Oh baiklah, ini dia.
Sepuluh jari tanganku sedang menari diatas keyboard laptop. Bunyi ketukannya menggema diseluruh jagat raya. Mengisi heningnya ruang kamar berukuran minimalis. Imajinasiku berkelana ke luar angkasa. Tapi, hasilnya nihil. Bagaimana tidak ? Setelah mengetik ratusan kata, dengan teganya aku menghapusnya kembali. Bukan tanpa alasan, setiap kali aku menyusun kata menjadi kalimat, membuat satu paragraph yang utuh mengenai kata CINTA, aku merasa semua itu tak sesuai.
Aku mulai merasa tulisanku abstrak. Jika aku menulis di kertas, mungkin sampah yang aku timbulkan sudah menggunung. Aku menatap layar laptopku dengan perasaan sebal dan dongkol. Lagi – lagi aku menghela napas berat. Melepas kacamata yang menemaniku malam ini, lalu berdiam diri sejenak. Memberi waktu pada pikiranku. Susah sekali menggali makna cinta.
Apa mungkin aku yang tak percaya dengan cinta ?
“Cinta ?” Aduh nulis saja ribet! Apalagi ..,” ucapanku menggantung diudara karena ponsel bordering di atas meja.
Siapa yang menelpon tengah malam begini ?
Ada sebuah panggilan masuk. Aku menjawabnya dengan malas.
Belum sempat aku menyapanya, orang diseberang sana telah mendahuluiku dengan berkata, “Semangat dek !” suara baritone terdengar khas di telingaku. Aku mendengus lelah. “Kak aku belum nulis. Tulisanku kacau”, keluhku padanya.

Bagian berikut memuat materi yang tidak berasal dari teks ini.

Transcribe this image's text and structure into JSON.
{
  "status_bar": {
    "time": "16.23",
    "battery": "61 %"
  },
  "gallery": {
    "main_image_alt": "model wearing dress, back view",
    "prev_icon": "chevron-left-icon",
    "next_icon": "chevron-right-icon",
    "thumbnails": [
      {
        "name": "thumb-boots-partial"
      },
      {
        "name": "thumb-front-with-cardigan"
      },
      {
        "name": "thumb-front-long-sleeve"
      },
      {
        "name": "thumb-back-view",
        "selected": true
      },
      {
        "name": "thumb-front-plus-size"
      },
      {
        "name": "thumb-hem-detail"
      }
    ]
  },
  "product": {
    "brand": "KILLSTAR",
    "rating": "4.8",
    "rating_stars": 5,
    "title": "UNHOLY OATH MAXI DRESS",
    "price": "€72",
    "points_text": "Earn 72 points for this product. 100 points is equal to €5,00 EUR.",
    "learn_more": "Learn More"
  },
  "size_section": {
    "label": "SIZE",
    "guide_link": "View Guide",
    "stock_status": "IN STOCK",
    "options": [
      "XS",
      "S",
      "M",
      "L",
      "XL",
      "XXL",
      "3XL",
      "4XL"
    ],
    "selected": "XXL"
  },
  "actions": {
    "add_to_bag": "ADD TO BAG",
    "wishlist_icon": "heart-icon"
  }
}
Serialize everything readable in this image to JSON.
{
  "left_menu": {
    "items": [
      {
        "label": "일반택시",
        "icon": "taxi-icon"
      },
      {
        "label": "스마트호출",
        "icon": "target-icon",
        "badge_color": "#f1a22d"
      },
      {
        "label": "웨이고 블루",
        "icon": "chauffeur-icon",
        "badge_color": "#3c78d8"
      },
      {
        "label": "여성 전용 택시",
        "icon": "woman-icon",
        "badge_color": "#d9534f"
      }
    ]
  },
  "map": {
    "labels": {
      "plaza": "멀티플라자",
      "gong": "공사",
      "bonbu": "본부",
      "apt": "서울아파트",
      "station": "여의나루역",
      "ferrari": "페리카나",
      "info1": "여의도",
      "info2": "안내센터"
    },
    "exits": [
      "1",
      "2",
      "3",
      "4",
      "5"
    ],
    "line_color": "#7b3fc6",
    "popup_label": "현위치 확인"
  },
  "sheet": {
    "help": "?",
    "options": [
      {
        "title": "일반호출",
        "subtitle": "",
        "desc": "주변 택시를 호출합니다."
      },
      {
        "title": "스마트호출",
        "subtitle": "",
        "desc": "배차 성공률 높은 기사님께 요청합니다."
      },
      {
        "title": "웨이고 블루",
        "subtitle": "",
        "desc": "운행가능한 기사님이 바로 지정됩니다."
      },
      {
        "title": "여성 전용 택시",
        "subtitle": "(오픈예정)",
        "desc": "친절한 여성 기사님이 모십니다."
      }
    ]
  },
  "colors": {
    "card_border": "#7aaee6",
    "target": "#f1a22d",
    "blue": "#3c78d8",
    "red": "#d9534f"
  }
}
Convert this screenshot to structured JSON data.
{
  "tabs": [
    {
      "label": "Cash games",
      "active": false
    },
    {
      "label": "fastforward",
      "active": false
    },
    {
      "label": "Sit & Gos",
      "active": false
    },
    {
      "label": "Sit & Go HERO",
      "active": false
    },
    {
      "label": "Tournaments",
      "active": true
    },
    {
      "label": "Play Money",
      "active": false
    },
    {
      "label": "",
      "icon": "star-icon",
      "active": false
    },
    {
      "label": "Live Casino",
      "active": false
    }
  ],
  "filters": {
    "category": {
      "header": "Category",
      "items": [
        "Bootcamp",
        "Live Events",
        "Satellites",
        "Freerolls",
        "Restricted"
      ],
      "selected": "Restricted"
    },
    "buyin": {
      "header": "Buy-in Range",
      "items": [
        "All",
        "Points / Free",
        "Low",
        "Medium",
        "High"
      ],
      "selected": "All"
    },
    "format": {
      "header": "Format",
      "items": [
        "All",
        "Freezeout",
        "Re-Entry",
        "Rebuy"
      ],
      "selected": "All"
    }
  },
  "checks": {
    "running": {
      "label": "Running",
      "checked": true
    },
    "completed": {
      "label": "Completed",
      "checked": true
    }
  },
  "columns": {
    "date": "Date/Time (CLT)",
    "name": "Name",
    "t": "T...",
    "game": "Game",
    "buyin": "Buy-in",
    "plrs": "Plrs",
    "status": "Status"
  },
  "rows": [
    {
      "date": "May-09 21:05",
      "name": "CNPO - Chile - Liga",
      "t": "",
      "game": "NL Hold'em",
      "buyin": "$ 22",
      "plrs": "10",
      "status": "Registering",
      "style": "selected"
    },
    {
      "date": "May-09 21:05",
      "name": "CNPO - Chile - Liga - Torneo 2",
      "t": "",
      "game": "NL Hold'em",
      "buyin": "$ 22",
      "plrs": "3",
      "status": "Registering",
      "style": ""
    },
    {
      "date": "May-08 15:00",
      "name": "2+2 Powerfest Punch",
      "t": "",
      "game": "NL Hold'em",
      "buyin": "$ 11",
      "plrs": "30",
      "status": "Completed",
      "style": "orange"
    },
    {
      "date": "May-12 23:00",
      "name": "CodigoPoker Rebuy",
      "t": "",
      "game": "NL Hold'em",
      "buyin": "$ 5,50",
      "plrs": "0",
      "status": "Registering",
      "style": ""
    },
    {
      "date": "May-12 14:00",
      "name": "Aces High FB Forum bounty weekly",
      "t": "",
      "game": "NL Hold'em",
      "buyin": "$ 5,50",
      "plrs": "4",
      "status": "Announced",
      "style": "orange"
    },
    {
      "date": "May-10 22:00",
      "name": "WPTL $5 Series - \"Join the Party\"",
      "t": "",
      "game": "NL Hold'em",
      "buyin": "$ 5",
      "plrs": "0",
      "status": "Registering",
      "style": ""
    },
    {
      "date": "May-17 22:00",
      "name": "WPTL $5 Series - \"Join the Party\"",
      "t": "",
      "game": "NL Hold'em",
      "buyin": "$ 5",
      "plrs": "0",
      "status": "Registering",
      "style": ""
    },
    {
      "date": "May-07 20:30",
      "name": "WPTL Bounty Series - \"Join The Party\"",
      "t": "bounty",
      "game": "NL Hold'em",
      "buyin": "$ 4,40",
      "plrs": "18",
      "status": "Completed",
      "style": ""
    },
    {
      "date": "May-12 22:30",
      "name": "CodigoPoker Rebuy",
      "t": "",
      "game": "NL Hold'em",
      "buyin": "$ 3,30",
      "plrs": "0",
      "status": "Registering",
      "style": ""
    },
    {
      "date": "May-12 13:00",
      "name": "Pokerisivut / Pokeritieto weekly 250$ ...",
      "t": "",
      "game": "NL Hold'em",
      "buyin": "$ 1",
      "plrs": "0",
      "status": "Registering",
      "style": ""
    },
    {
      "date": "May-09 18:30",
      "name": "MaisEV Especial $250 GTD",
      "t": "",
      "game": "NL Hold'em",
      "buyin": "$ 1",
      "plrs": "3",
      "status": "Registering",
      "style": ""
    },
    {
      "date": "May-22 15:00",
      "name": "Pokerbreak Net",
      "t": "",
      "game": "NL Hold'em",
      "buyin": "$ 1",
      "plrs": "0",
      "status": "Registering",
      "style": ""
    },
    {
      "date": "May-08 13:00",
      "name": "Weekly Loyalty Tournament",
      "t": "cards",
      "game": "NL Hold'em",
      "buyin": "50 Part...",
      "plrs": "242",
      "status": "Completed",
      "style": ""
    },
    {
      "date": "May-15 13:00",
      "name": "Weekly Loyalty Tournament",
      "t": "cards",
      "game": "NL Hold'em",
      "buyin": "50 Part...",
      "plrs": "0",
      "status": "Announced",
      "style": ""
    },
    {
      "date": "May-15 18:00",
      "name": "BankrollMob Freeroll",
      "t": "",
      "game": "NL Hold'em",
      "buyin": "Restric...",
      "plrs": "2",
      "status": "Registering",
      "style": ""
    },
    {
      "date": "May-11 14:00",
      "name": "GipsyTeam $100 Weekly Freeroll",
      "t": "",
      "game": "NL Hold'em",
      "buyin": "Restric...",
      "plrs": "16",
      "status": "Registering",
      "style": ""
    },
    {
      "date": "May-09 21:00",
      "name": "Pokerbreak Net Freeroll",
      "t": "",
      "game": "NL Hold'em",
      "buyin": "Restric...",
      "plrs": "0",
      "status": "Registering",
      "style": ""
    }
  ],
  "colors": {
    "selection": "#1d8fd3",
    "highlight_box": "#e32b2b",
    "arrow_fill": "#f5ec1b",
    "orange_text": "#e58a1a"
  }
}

Malam itu aku menuangkan keluh kesahku padanya. Aku bercerita tentang kesulitanku dalam meramu kata. Tak biasanya aku kehilangan kata-kata seperti ini hanya karena menulis tentang cinta. Sungguh aneh. Bahkan, sebelumnya aku selalu semangat dan menemukan banyak inspirasi ketika menulis kisah romantic, lalu apa bedanya dengan cinta ?
Semoga ia tak bosan dengan rangekanku yang seperti anak kecil. Walaupun begitu, ia masih setia mendengarkan curhatanku. Sesekali menimpali ucapanku, meski kebanyakan aku yang berceloteh ria.
Ia hanya mendengarkan dengan seksama. Tak pernah memotong ucapanku. Apalagi berseteru hanya karena berbeda pendapat. Ia lebih banyak memberikan nasehat kepadaku. Saran maupun kritik yang disampaikannya selalu penuh kelembutan.
“Cinta ? ceritakan saja orang tercinta. Kupikir gampang kata ini apalagi kalau sedang kasmaran, hehehe” ucapnya sambil terkekeh diseberang sana.
“Kasmaran apanya, kak ? ckc, yang kemaren-kemaren semuanya pada basi!”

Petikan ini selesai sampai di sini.